SAN SALVADOR – For 10 years, Ana has been preparing the most famous typical dish in El Salvador: pupusas. In all that time, she says she has not seen an increase in food prices as she sees it now. But that perception has an explanation.
The basic food basket in the urban area of El Salvador was around 128.43 dollars in 2001. Now it exceeds 227.39 dollars. That means that Salvadorans now pay almost double the money for the same food products they bought 20 years ago.
“I did the numbers and if I didn’t increase 0.10 cents on the dollar for each pupusa, I’d better close the deal. The economic situation is unsustainable without one taking the necessary measures,” the merchant explained to the voice of america, to argue the reasons why the price of the product it sells rose.
The food base of much of Salvadoran cuisine is based on corn. In addition to that, grains such as beans and rice. Of these products there has not been a single one whose price has not risen. And the producers of the Salvadoran Chamber Association of Small and Medium Agricultural Producers (Campo) predicted in May of this year less harvest of corn and beans due to the high costs of planting.
Vegetables and fruits are also more expensive
“You make your budget. But, imagine being told $28 a box of tomatoes at La Tiendona market (where you get your supplies). How much is one going to give it as a saleswoman? There are days that I have had to give up to four tomatoes for one dollar,” explained Marta, who sells vegetables and fruits in San Salvador.
In January, the trader says that she could sell between 30 and 40 tomatoes for 1 dollar. Now, they can only give between five and six cooking tomatoes at that price.

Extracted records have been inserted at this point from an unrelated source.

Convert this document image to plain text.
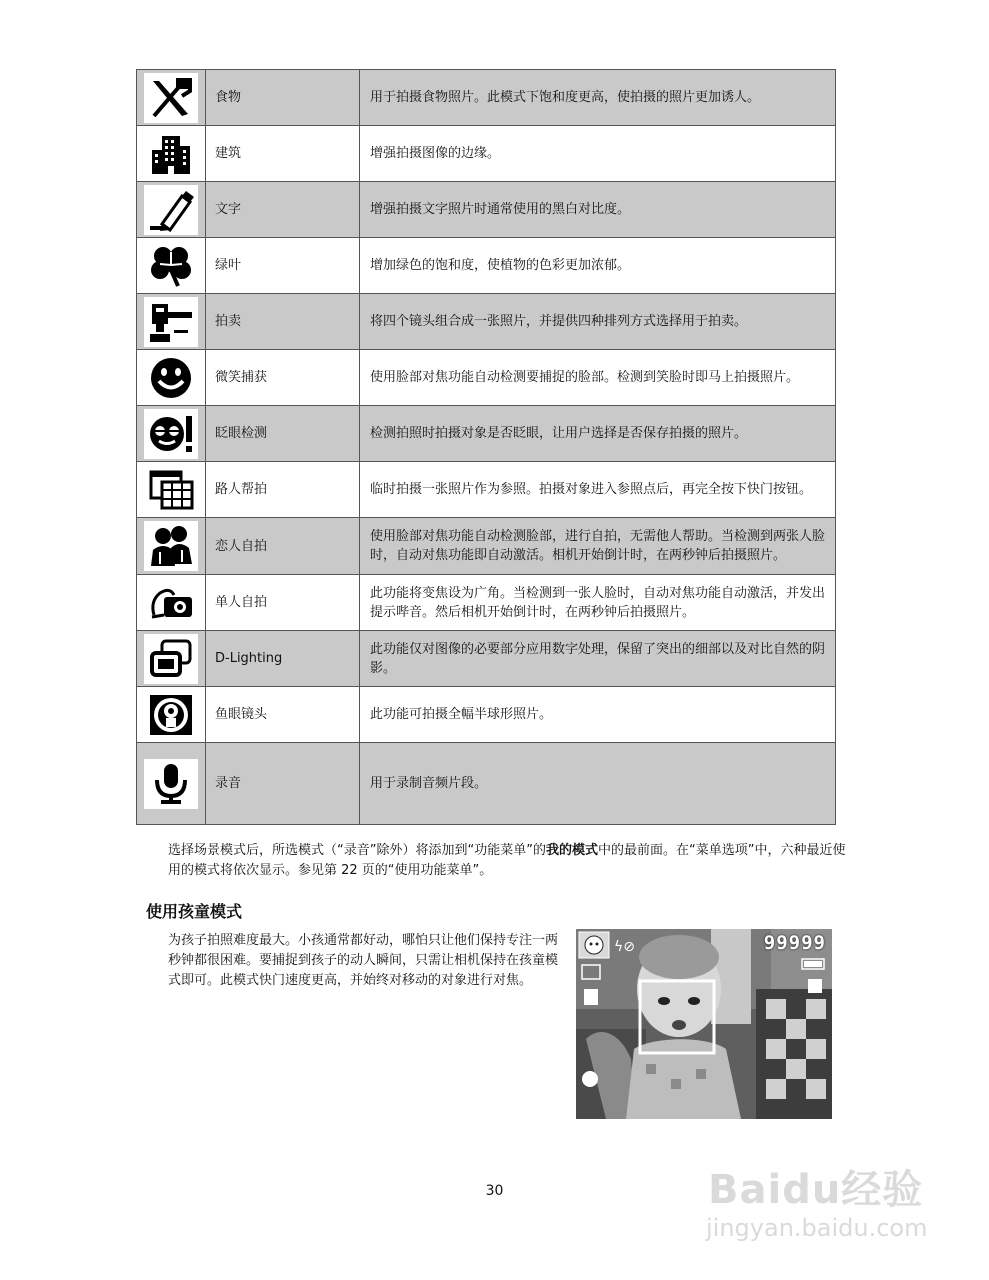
	食物	用于拍摄食物照片。此模式下饱和度更高，使拍摄的照片更加诱人。

	建筑	增强拍摄图像的边缘。

	文字	增强拍摄文字照片时通常使用的黑白对比度。

	绿叶	增加绿色的饱和度，使植物的色彩更加浓郁。

	拍卖	将四个镜头组合成一张照片，并提供四种排列方式选择用于拍卖。

	微笑捕获	使用脸部对焦功能自动检测要捕捉的脸部。检测到笑脸时即马上拍摄照片。

	眨眼检测	检测拍照时拍摄对象是否眨眼，让用户选择是否保存拍摄的照片。

	路人帮拍	临时拍摄一张照片作为参照。拍摄对象进入参照点后，再完全按下快门按钮。

	恋人自拍	使用脸部对焦功能自动检测脸部，进行自拍，无需他人帮助。当检测到两张人脸时，自动对焦功能即自动激活。相机开始倒计时，在两秒钟后拍摄照片。

	单人自拍	此功能将变焦设为广角。当检测到一张人脸时，自动对焦功能自动激活，并发出提示哔音。然后相机开始倒计时，在两秒钟后拍摄照片。

	D-Lighting	此功能仅对图像的必要部分应用数字处理，保留了突出的细部以及对比自然的阴影。

	鱼眼镜头	此功能可拍摄全幅半球形照片。

	录音	用于录制音频片段。
选择场景模式后，所选模式（“录音”除外）将添加到“功能菜单”的我的模式中的最前面。在“菜单选项”中，六种最近使用的模式将依次显示。参见第 22 页的“使用功能菜单”。
使用孩童模式
为孩子拍照难度最大。小孩通常都好动，哪怕只让他们保持专注一两秒钟都很困难。要捕捉到孩子的动人瞬间，只需让相机保持在孩童模式即可。此模式快门速度更高，并始终对移动的对象进行对焦。
ϟ⊘	99999
30	Baidu经验
jingyan.baidu.com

The half sack of onion that at the beginning of the year cost up to 13 dollars, now has a price of 23 dollars to 25 dollars, he told the voice of america. “What the sack was worth before, that’s what the half sack is worth today. And what people consume the most is what has increased the most,” added Marta.
The rise in the price of products such as wheat flour, corn, tomatoes, chili peppers, onions and potatoes, whose trade is mainly strengthened by imports from Guatemala and Honduras, is another fact marked by the rise in the price of fuel. .

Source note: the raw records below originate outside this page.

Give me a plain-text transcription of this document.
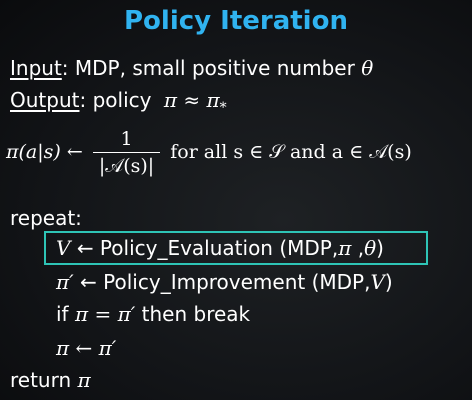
Policy Iteration
Input: MDP, small positive number θ
Output: policy $\pi \approx \pi_*$
π(a|s) ← $\frac{1}{\text{|𝒜(s)|}}$ for all s ∈ 𝒮 and a ∈ 𝒜(s)
repeat:
V ← Policy_Evaluation (MDP,π ,θ)
π′ ← Policy_Improvement (MDP,V)
if π = π′ then break
π ← π′
return π
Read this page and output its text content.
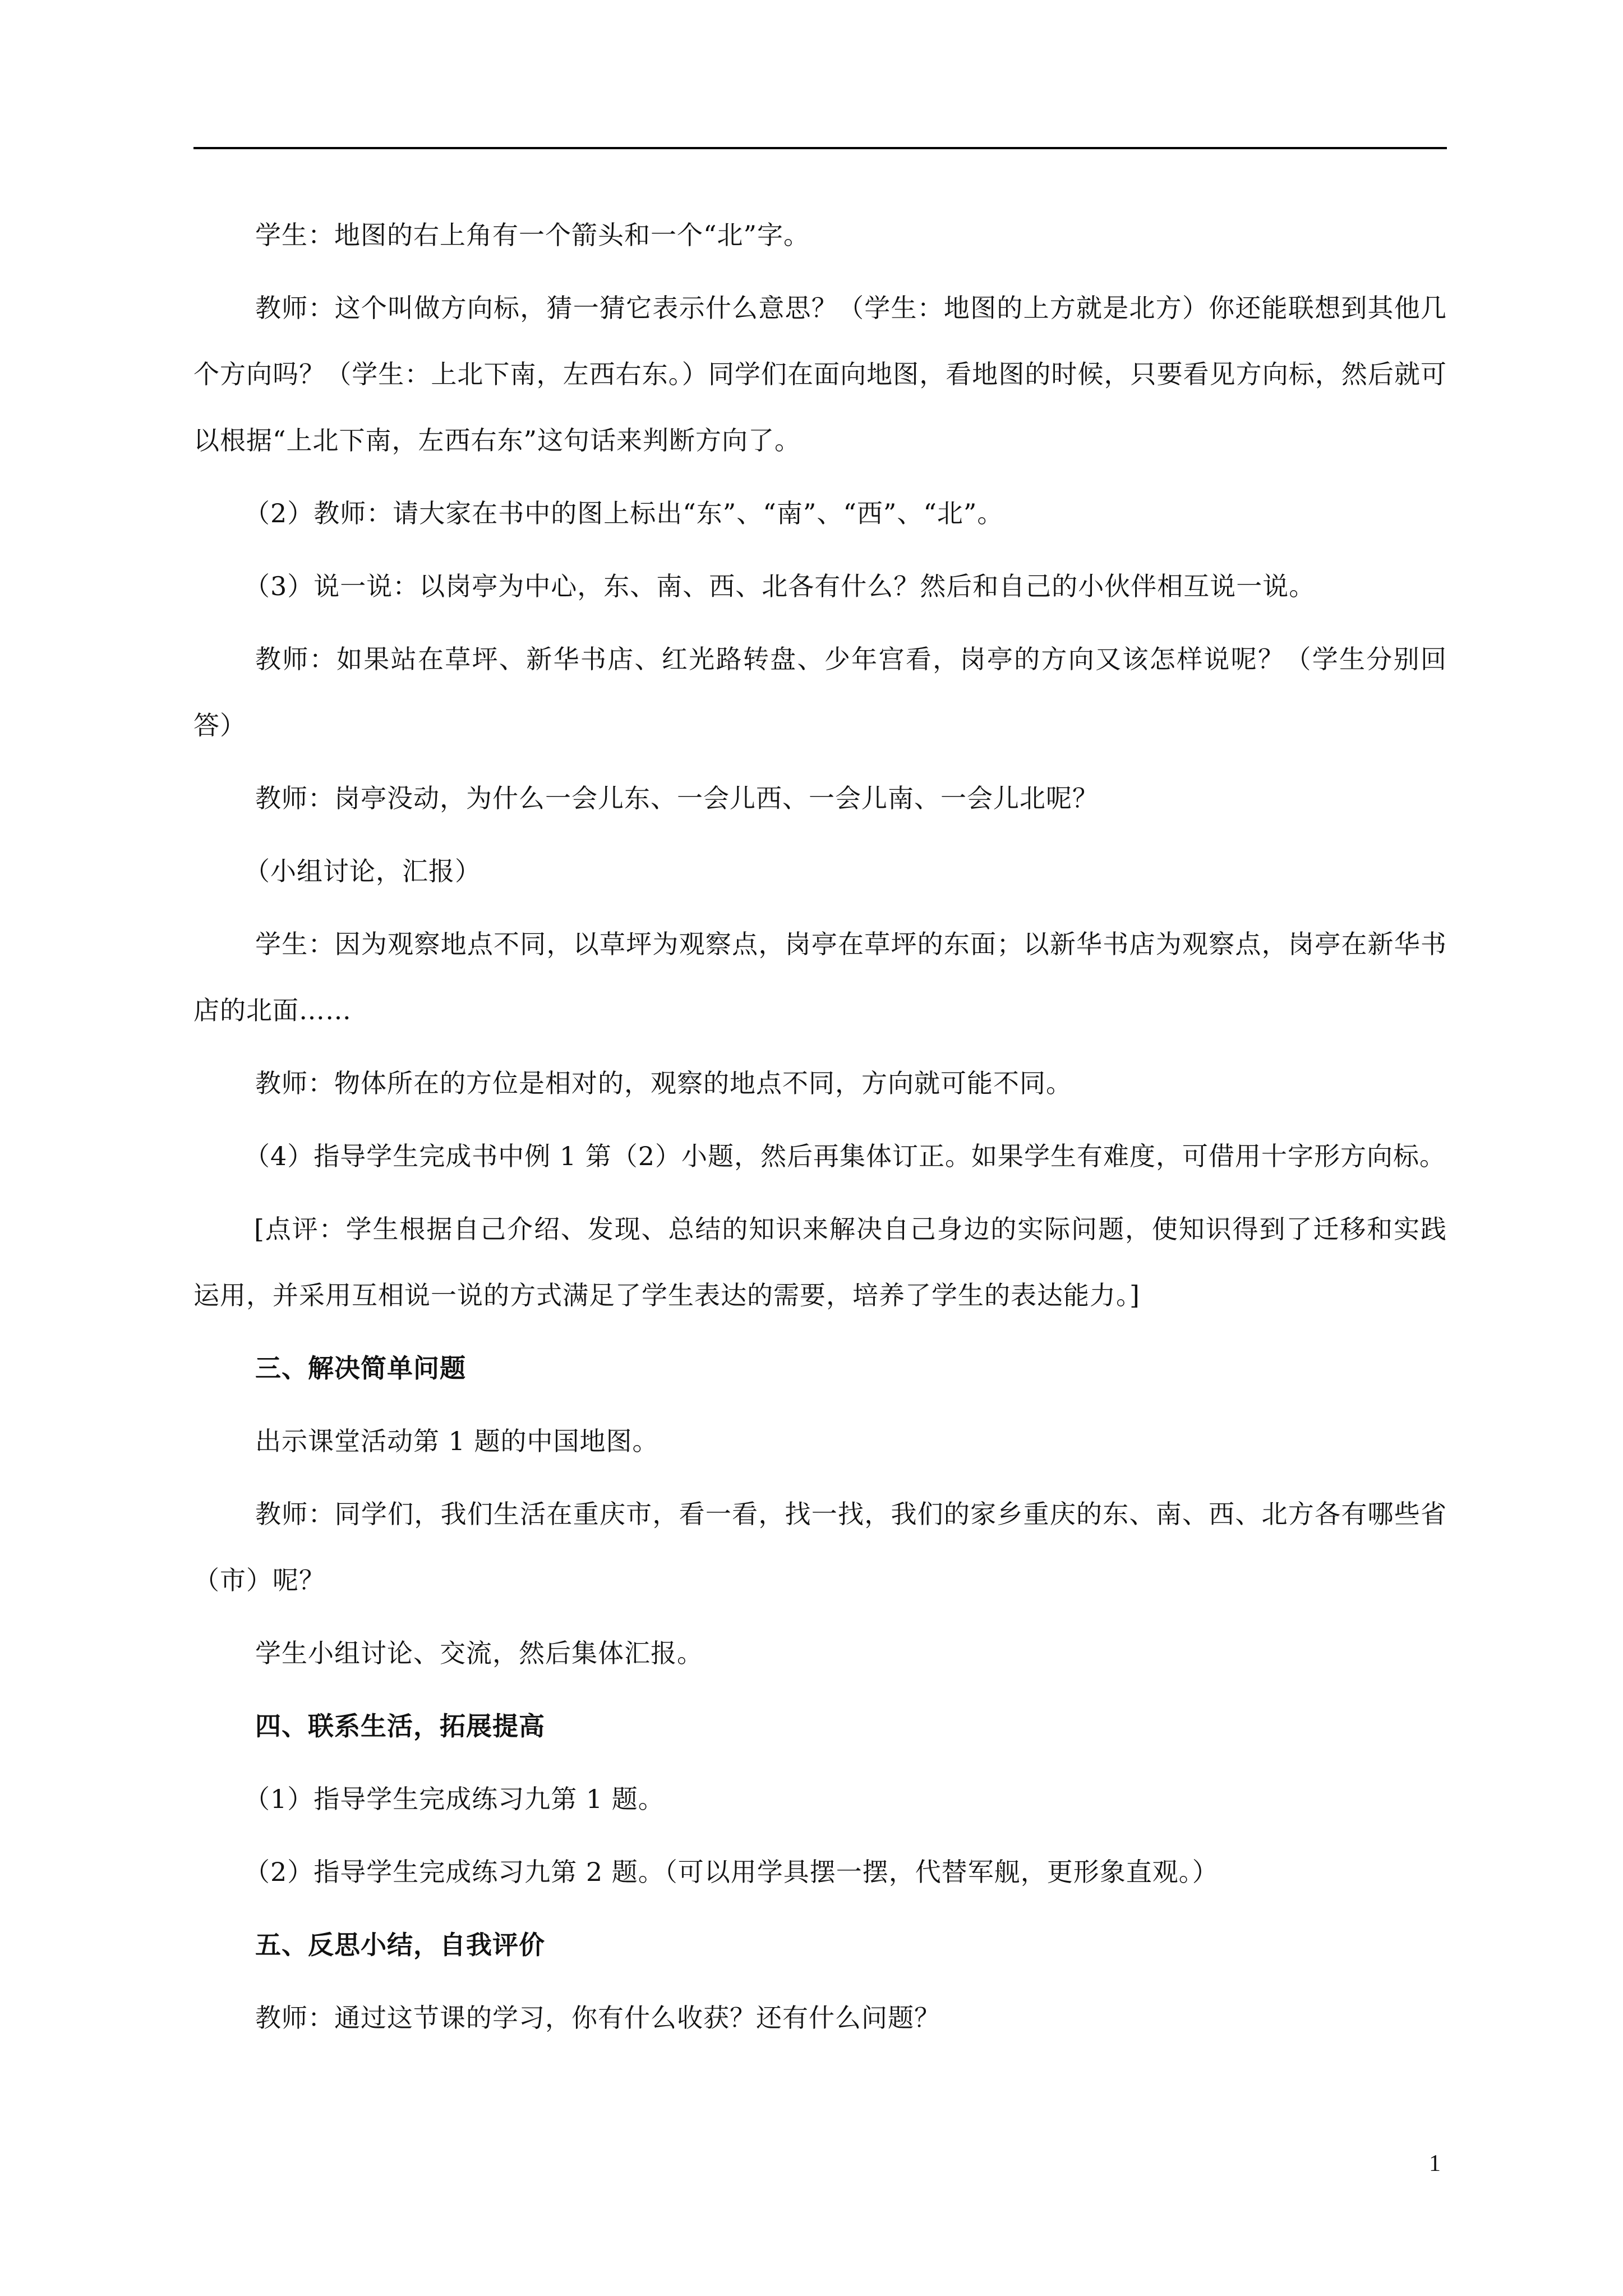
学生：地图的右上角有一个箭头和一个“北”字。

教师：这个叫做方向标，猜一猜它表示什么意思？（学生：地图的上方就是北方）你还能联想到其他几个方向吗？（学生：上北下南，左西右东。）同学们在面向地图，看地图的时候，只要看见方向标，然后就可以根据“上北下南，左西右东”这句话来判断方向了。

（2）教师：请大家在书中的图上标出“东”、“南”、“西”、“北”。

（3）说一说：以岗亭为中心，东、南、西、北各有什么？然后和自己的小伙伴相互说一说。

教师：如果站在草坪、新华书店、红光路转盘、少年宫看，岗亭的方向又该怎样说呢？（学生分别回答）

教师：岗亭没动，为什么一会儿东、一会儿西、一会儿南、一会儿北呢？

（小组讨论，汇报）

学生：因为观察地点不同，以草坪为观察点，岗亭在草坪的东面；以新华书店为观察点，岗亭在新华书店的北面……

教师：物体所在的方位是相对的，观察的地点不同，方向就可能不同。

（4）指导学生完成书中例 1 第（2）小题，然后再集体订正。如果学生有难度，可借用十字形方向标。

[点评：学生根据自己介绍、发现、总结的知识来解决自己身边的实际问题，使知识得到了迁移和实践运用，并采用互相说一说的方式满足了学生表达的需要，培养了学生的表达能力。]

三、解决简单问题

出示课堂活动第 1 题的中国地图。

教师：同学们，我们生活在重庆市，看一看，找一找，我们的家乡重庆的东、南、西、北方各有哪些省（市）呢？

学生小组讨论、交流，然后集体汇报。

四、联系生活，拓展提高

（1）指导学生完成练习九第 1 题。

（2）指导学生完成练习九第 2 题。（可以用学具摆一摆，代替军舰，更形象直观。）

五、反思小结，自我评价

教师：通过这节课的学习，你有什么收获？还有什么问题？

1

Despite the fact that in these countries, governments have subsidized the use of fuel, prices remain high.
For example, in El Salvador, Congress approved a transitory law to establish the maximum sale price of fuels, which is currently around 4.04 dollars per gallon of regular gasoline in the central zone.
While in Guatemala, the government subsidizes seven quetzals for each gallon of diesel and five quetzals for each gallon of regular and superior gasoline, which in dollars is equivalent to a subsidy of 0.90 cents and 0.64 per gallon.

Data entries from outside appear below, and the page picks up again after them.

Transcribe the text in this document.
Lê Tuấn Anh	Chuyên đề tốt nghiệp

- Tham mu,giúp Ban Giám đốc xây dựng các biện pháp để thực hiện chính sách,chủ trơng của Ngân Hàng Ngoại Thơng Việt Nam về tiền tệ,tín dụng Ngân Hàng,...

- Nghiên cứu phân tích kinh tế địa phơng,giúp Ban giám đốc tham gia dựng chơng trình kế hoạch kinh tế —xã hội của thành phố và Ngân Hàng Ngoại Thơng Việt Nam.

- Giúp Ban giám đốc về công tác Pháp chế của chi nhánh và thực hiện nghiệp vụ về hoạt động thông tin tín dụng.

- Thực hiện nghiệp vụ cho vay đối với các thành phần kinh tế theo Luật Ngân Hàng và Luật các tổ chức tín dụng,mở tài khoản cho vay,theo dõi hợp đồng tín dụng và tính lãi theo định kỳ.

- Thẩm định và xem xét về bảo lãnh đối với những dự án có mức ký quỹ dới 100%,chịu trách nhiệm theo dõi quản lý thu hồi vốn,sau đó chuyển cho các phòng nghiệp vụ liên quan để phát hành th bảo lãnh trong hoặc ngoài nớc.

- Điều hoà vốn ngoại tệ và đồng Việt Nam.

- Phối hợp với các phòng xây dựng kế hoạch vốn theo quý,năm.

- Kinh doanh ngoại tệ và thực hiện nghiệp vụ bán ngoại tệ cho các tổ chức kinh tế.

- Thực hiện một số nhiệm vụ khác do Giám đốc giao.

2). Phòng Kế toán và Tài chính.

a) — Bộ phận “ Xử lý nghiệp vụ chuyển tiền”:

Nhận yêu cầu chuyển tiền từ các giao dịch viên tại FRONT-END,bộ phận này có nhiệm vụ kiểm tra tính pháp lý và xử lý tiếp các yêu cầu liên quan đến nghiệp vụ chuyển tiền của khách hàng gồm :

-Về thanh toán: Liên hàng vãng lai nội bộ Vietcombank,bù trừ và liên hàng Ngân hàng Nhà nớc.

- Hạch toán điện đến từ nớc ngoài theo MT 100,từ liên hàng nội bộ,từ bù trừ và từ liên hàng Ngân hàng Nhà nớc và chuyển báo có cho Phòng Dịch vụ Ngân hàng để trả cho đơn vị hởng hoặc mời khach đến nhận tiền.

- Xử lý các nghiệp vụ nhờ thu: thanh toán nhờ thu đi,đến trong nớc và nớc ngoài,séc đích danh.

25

But not only Ana and Martha see economic difficulties. Messrs. Rubén Rolín and Gloria de Rolín are not merchants or food distributors. But as buyers they lamented some of the measures that companies have taken to deal with the crisis.
“They increase the price and lower the quantity of the product,” he told the VOA, Glory. “If I buy fruit I don’t buy vegetables. I don’t buy chicken. I don’t buy meats,” she stated. For the Rolín family, there is no longer a difference between shopping in a supermarket and sales in open-air markets or nearby stores.
“If I used to earn 300 dollars and today I earn 360 dollars, I don’t see those 60 dollars because I spend them on the same thing,” he added.
Some government measures
In the middle of last year, the minimum wage in El Salvador increased by 20%. For the commerce, services and industry, mills and agribusiness sector, the monthly minimum wage is 365 dollars; for maquila, textile and clothing of 359 dollars and for coffee mills, of 272 dollars
Likewise, on March 10, President Nayib Bukele announced a package of 11 measures that would seek to alleviate the economic burden on the pockets of Salvadorans.
One of these measures was to free twenty basic consumer products from import tariffs, including: oil, rice, milk, sugar, potatoes, among others.
Some of the measures have been criticized by some economists who explained to the voice of america that for there to be a real impact on the pocketbook and not excessive public spending, the aid should have been targeted.
“Why are you going to give subsidies to people who don’t need them? The government should have directed its efforts to reduce the economic blow caused by price increases in low-income households. A measure focused on the most vulnerable population should have been the answer,” explained economist Stefany Hernández.
Likewise, the Salvadoran specialist in international relations Napoleón Campos detailed to VOA that there is no government measure directed “to austerity in public spending”.
However, the government assures that the measures will alleviate the weight of the crisis and will generate “favorable conditions so that Salvadoran families are not affected or the effects produced by global crises generated by inflation are reduced.”
Meanwhile, Salvadorans see changes in food prices and the volume of products delivered.